Les propos des orateurs socialistes m’ont semblé particulièrement immondes. Ces gens là savent ce qu’ils font. Ils mentent de manière indigne et lâche. Ils n’ignorent pas que l’islam radical met le Proche-Orient à feu et à sang, que Mahmoud Abbas tient sans cesse des propos qui sont des incitations à la violence antisémite, et que le gouvernement « palestinien » fonctionne sur un mode liberticide et inclut le Hamas, mouvement terroriste aux buts génocidaires : ils voudraient néanmoins que voie le jour un Etat régi par Mahmoud Abbas et ce gouvernement « palestinien » ! Et ils osent parler de « paix » ! Ils n’ignorent pas que les populations arabes « palestiniennes » sont gorgées d’une propagande haineuse par des dirigeants infâmes (et avec des financements européens) : et ils veulent faire croire que ces populations pourraient vivre en paix à côté d’Israël, dans un Etat confié à ces dirigeants ! Et ils se permettent de dire qu’ils pensent à la sécurité d’Israël !

Les propos des orateurs de gauche, étaient, hélas, en symbiose avec les propos tenus par les grands médias français.
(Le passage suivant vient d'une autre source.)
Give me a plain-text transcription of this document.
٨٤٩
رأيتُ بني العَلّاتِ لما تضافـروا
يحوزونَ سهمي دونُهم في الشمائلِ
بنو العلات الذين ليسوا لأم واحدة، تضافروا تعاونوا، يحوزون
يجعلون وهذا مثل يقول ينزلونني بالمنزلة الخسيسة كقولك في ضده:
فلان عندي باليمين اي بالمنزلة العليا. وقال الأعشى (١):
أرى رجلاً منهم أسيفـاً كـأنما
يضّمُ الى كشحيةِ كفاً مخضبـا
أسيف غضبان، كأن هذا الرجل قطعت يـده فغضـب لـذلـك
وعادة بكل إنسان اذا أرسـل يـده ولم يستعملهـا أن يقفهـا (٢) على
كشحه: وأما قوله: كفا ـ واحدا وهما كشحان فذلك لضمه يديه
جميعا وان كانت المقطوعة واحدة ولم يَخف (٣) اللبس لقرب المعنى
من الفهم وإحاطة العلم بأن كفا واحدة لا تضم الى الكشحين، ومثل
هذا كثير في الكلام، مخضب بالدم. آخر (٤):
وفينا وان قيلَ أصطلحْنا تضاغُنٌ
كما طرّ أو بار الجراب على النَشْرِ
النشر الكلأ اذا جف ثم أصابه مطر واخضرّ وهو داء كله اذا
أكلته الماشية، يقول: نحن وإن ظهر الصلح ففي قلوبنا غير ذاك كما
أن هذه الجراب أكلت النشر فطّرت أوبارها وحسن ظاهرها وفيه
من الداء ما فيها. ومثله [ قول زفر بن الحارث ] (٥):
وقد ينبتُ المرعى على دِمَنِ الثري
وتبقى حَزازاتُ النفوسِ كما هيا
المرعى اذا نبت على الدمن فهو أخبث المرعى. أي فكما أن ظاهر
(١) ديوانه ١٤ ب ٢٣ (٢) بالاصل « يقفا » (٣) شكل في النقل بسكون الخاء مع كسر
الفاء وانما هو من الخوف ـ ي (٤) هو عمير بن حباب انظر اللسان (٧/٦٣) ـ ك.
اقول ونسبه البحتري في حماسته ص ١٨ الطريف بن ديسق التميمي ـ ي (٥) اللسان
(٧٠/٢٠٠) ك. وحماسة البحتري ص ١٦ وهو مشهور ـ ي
Rares sont les journalistes qui semblent voir encore la différence entre démocratie et totalitarisme et entre un assassin et une victime d’assassinat lorsque la victime est juive et vit en Israël. Très rares sont les journalistes qui semblent discerner ce qu’est l’islam radical. Infiniment rares sont les journalistes qui n’ont pas jeté à la poubelle les livres d’histoire du Proche-Orient pour leur substituer les brochures falsificatrices du Fatah et du Hamas.

S’il ne tenait qu’à la gauche européenne, Israël serait rapidement rayé de la carte, et infiniment rares seraient les journalistes en Europe qui verseraient une larme.
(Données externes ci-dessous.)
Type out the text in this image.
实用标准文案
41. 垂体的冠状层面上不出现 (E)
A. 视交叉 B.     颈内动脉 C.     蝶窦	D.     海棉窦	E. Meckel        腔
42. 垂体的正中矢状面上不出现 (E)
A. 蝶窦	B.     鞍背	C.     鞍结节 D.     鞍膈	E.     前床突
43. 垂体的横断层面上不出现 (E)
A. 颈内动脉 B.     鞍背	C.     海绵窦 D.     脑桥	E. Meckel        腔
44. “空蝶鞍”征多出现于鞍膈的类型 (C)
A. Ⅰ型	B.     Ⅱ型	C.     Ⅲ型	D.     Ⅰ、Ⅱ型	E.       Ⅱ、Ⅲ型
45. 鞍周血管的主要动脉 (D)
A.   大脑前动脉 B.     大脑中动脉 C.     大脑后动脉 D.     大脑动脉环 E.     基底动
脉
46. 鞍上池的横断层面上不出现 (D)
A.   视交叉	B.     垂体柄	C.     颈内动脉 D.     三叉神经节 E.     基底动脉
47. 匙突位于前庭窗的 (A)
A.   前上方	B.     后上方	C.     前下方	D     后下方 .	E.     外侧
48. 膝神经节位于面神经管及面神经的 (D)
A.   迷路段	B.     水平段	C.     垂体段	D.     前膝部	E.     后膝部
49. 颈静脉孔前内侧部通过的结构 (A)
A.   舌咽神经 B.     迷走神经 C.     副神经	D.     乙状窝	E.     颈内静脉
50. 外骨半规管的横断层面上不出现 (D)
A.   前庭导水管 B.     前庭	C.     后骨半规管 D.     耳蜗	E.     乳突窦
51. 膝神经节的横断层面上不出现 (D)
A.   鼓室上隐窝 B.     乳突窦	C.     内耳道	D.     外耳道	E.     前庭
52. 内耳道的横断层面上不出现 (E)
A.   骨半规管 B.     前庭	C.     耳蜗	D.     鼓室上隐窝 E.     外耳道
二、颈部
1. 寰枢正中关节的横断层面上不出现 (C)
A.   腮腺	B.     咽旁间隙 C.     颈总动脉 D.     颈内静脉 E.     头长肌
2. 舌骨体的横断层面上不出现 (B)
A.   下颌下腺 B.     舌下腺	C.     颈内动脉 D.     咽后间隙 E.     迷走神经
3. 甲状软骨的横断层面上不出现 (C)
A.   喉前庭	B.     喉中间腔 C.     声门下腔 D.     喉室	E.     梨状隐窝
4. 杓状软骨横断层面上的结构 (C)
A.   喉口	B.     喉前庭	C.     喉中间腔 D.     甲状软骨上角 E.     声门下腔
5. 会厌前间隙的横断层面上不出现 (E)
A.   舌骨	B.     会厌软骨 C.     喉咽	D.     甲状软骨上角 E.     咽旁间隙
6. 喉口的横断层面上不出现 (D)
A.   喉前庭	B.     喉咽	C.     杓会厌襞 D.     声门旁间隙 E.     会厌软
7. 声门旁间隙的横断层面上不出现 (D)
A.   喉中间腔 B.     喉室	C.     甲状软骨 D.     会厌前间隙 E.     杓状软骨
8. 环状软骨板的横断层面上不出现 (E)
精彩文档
J’ai écrit il y a quelques années un petit livre qui évoquait le fait que des Européens étaient prêts à entériner une seconde shoah : ce petit livre est toujours d’actualité, hélas. J’y disais que fort heureusement, Israël existe et a les moyens de se défendre. Ce que j’y disais reste aussi d’actualité : fort heureusement, Israël existe et a les moyens de se défendre.

La diabolisation d’Israël et du peuple juif qui montent dans l’atmosphère, le soutien apporté à l’une des branches du totalitarisme islamique qui sous tend cette diabolisation et qui lui aussi monte dans l’atmosphère n’en sont pas moins répugnants. Il est des gens qui n’ont décidément aucune éthique et qui sont prêts à se conduire en complices de criminels tueurs de Juifs.